When hunger stalks Africa, maize is more important than gold–the difference between living and dying. It is eaten in several ways; even the stalks are chewed in the way Latin Americans chew sugar cane. Mostly, it is made into a stiff porridge called sadza.
Some of my earliest memories of the vital importance attached to maize go back to when I was nine years old and was awarded the job in our household of measuring the weekly maize ration to each employee. By law, every man–and domestic helpers were mostly men–received 15 pounds of maize each week.
My job was to watch the precious ground maize—grits to Americans–weighed out of 100 lb. sacks into smaller sacks. The weekly weighing was a jolly time, with much joking and laughing (and you have not laughed, until you have laughed in Africa) while the meal was dispensed, weighed with a scale hung on a tree limb.
This weekly ceremony, together with the distribution of stewing beef, was symptomatic of everything that was right and wrong with life in colonial Africa. It was humanitarian; it was generous; and it was patronizing. The amount of meal far exceeded the daily consumption of one person and was designed, although this was not mentioned, to feed more than one hungry mouth. It was a government-abetted welfare; paternalism in action.

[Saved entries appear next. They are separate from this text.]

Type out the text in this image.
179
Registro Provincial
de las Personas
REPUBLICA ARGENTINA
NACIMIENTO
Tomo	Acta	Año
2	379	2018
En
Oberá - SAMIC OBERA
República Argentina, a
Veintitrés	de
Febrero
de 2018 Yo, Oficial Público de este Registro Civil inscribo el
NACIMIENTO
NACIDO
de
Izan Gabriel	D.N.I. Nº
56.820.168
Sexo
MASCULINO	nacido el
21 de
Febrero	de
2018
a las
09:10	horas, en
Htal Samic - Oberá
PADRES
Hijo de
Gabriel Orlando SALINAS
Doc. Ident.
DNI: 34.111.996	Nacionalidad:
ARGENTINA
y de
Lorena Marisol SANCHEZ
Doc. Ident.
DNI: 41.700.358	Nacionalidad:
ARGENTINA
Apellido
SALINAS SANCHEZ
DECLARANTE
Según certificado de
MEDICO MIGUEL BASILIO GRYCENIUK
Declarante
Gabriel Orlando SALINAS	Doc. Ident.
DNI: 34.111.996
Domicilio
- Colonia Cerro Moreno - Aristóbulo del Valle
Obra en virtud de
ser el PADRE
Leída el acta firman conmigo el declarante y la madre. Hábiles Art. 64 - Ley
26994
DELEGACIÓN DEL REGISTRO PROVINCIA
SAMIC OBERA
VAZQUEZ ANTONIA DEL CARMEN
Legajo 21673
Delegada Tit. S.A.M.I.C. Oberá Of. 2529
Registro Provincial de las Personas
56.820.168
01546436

I have often thought about this conscious food distribution from the better-off whites to the poor blacks as less an act of racism than of British class snobbery: noblesse oblige in the colonial context. It was the same instinct that caused the viceroy of India to pretend to find work for 5,000 people at his palace in New Delhi.
Much of the meal ration found its way to extended families in the townships or to peddlers who came around on bicycles. None of it went to waste. The classic meal, eaten with little variation, was sadza, which is a dumpling that diners shape with their hands and dip into a stew made ideally with meat, but sometimes with other protein-rich ingredients like beans, or termites and caterpillars, which were harvested as delicacies. I ate a lot sadza with various stews, but the caterpillars were beyond me.
The question I have most often been asked is, “What was it like in Rhodesia?” I have never had a good answer except to say that it was like living in a good London suburb, but with a back story of indigenous people who came and went in our lives without really registering. British author Evelyn Waugh described this phenomenon as far back as 1937, when he wondered at the “morbid lack of curiosity” of the settlers for the indigenous people. He might have been told that it was the selfsame lack of curiosity that his characters in “Brideshead Revisited” had about the workers in the rest of England.
At this passage of time, it is almost possible to defend the British in Rhodesia. Their greatest gift, I sometimes think, was not democracy, law, literacy or religion, but the golden maize they brought with them in l890, which replaced rapoco, a low-yield grain grown in the region. Maize was produced in such abundance in Zimbabwe, before President Robert Mugabe destroyed the commercial farms, that it was exported throughout southern Africa.
Now the breadbasket is empty; and children sift through roadside gravel for corn kernels blown from trucks. Would I could fix my scale to a tree and weigh out a plentiful measure for those children, who are no older than I was, when I was the quartermaster in another time.